The Korean National Police Agency (KNPA) has warned that North Korean hackers have hacked into the network of one of the country’s largest hospitals, Seoul National University Hospital (SNUH), to steal sensitive medical information. and personal details.

The incident happened between May and June 2021, and police have conducted an analytical investigation over the past two years to identify the perpetrators.

According to the law enforcement press release, the attack was attributed to North Korean hackers based on the following information:

• the intrusion techniques observed in the attacks,
• IP addresses that have been independently linked to North Korean threat actors,
• website registration details,
• the use of a specific language and North Korean vocabulary

Local media in South Korea linked the attack to the Kimsuky hacking group, but the police report does not explicitly mention the particular threat group.

The attackers used seven servers in South Korea and other countries to launch the attack on the hospital’s internal network.

Police said the incident resulted in the data exposure of 831,000 people, most of whom were patients. Additionally, 17,000 of those affected are current and former hospital employees.

The KNPA press release warned that North Korean hackers may try to infiltrate information and communication networks in various industries. He highlighted the need for enhanced security measures and procedures, such as implementing security patches, managing system access and encrypting sensitive data.

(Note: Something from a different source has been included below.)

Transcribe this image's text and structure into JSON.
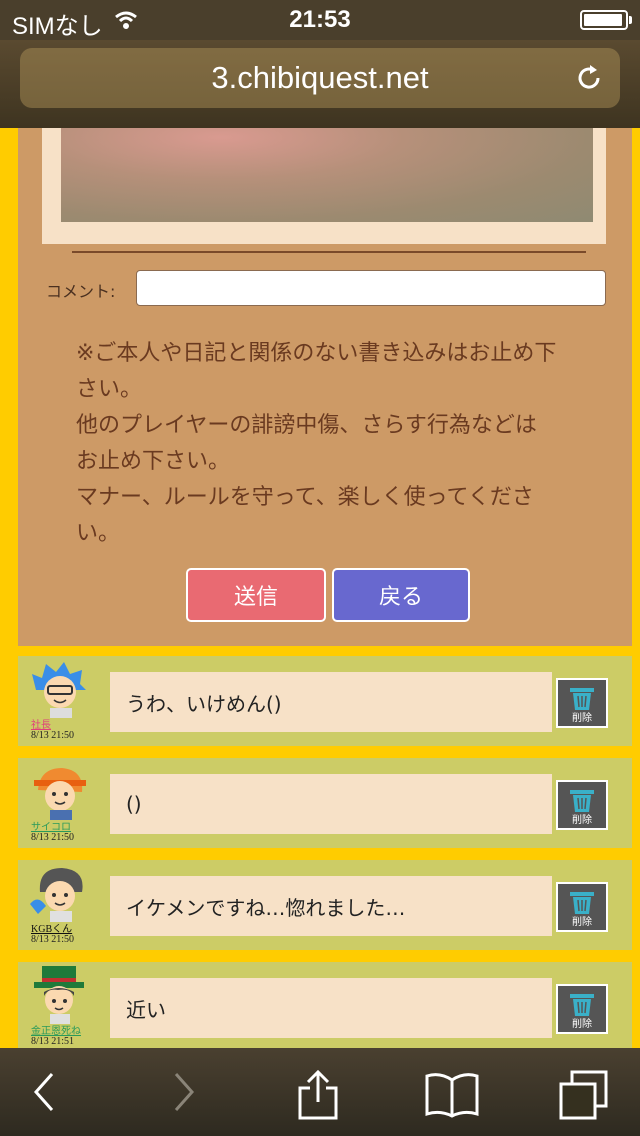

“We plan to actively respond to organized cyberattacks supported by national governments by mobilizing all of our security capabilities and firmly safeguard South Korea’s cybersecurity by preventing further harm through information sharing and collaboration with relevant agencies. concerned”, warned the KNPA.

Maui and Andariel

North Korean hackers have previously been linked to hospital network intrusions aimed at stealing sensitive data and extorting ransom from healthcare organizations.

Specifically, the US government highlighted the Maui ransomware threat as such, warning the health sector they need to strengthen their defenses against the North Korean operation.

Shortly after this warning, Kaspersky security researchers related the Maui ransomware operation to a specific activity group named “Andariel” (aka “Stonefly”), considered a subgroup of Lazarus.

Lazarus is known to target South Korean entities with ransomware since April 2021.